Wednesday, March 30, 2011

The Strength of Failure (Michael Goodwin: The Freedom to Fail)


            Growing up, I recall my parents and teachers telling me when I made a mistake.  If I misspelled a word or if I was acting foolishly, I was told and corrected. I failed often in many areas, but I learned from those mistakes and grew because of them.  However, the importance of failing or being “wrong” seems to have changed in recent years.  Instead of being told that we are mistaken, we are told that we still did our best when we most likely did not.  Today, if a student is not learning at the same speed as the rest of the class, then the entire class is often reformatted in order to accommodate the few students who are putting forth less effort.  But the freedom to fail is not an educational problem.  The freedom to fail is a problem with the ideology of American culture that teaches students that there is no absolute truth, but that the only truth that matters is the truth that the individual makes for himself, causing him to grow up without a foundation upon which to build his greatness. 

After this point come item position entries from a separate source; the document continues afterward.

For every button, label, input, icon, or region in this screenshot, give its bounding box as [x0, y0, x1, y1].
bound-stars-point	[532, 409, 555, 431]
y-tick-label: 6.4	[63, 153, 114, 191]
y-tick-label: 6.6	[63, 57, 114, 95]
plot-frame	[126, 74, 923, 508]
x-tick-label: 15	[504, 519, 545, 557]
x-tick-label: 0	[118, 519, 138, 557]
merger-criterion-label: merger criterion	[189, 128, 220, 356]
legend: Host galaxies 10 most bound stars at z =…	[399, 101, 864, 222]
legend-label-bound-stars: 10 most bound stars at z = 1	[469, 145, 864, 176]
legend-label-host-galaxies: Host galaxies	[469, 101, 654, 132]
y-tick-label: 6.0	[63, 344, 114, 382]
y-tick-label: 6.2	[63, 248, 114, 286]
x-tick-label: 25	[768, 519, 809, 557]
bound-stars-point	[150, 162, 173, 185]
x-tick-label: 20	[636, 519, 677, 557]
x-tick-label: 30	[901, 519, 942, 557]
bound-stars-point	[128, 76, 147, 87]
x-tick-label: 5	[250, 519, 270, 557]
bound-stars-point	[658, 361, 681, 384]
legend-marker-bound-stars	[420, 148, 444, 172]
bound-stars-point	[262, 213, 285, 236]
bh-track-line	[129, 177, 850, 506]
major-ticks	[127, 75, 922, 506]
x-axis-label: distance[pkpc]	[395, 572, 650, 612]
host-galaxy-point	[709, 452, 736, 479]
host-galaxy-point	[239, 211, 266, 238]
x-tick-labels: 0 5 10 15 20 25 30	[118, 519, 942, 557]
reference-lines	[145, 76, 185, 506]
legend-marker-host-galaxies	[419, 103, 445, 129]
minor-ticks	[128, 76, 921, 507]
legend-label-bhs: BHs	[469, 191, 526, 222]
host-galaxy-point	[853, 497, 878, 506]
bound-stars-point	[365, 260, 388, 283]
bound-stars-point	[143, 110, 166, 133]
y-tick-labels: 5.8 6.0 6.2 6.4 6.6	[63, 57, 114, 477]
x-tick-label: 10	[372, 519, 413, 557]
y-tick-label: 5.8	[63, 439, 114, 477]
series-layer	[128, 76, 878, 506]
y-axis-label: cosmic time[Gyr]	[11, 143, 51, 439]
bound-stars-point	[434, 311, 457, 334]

            Michael Goodwin brings to our attention that many high school graduates who enter college still need basic math and reading skills because they were not failed when they did not succeed in those classes.  But when there is no absolute standard by which to pass or fail these students, the opportunity to fail no longer exists.  The American culture has removed this standard and put personal preferences and the inconsistent feelings in the place of failure and success by telling students of all ages that there are no absolute truths. 
When the absolute standard by which we are to compare our actions to is set aside for our relative standards, students have nothing to build their lives and futures upon other than their own impulsive opinions and ever-changing desires.  When we begin to build our own lives, the obstacles that we must overcome are far greater than we were told.  Success and greatness begin to feel out of reach because we are not prepared adequately for the stress, the time, and the effort that must be put in to be successful.   Many students enter into business, education, architecture, and many other careers and are struck with the reality that living without a standard is not possible.  For example, if a student is interested in architecture or engineering, things such as mathematics, gravity, and inertia are not going to change for the student simply because he strongly believes that they should change for him.  People try to tell us that our opinions are all that matter, but when we are cast into the world to live on our own, we look around and see that the world functions on absolutes.  Making mistakes and failing are the foundations through which we grow and succeed in life, furthering ourselves towards greatness by the sweat of our brow. 
If we are not allowed to fail, true success no longer becomes an option.  Failure has been necessary for centuries to weed out those who are unfit for greatness, but the deeper problem of an absolute standard must first be dealt with in order to continue failing and learning from those failures.  Without this absolute standard, we will be thrown into a world that has employers that yell at us for doing something incorrectly or late and we will not understand because we did the project when we wanted rather than when the project as actually due.  We will be confused and scared because we are accustomed to living our lives in a world without absolute standards.  When we begin to understand that failing, though difficult to endure, strengthens us to become great, we will be able to create and produce more than we ever dreamed.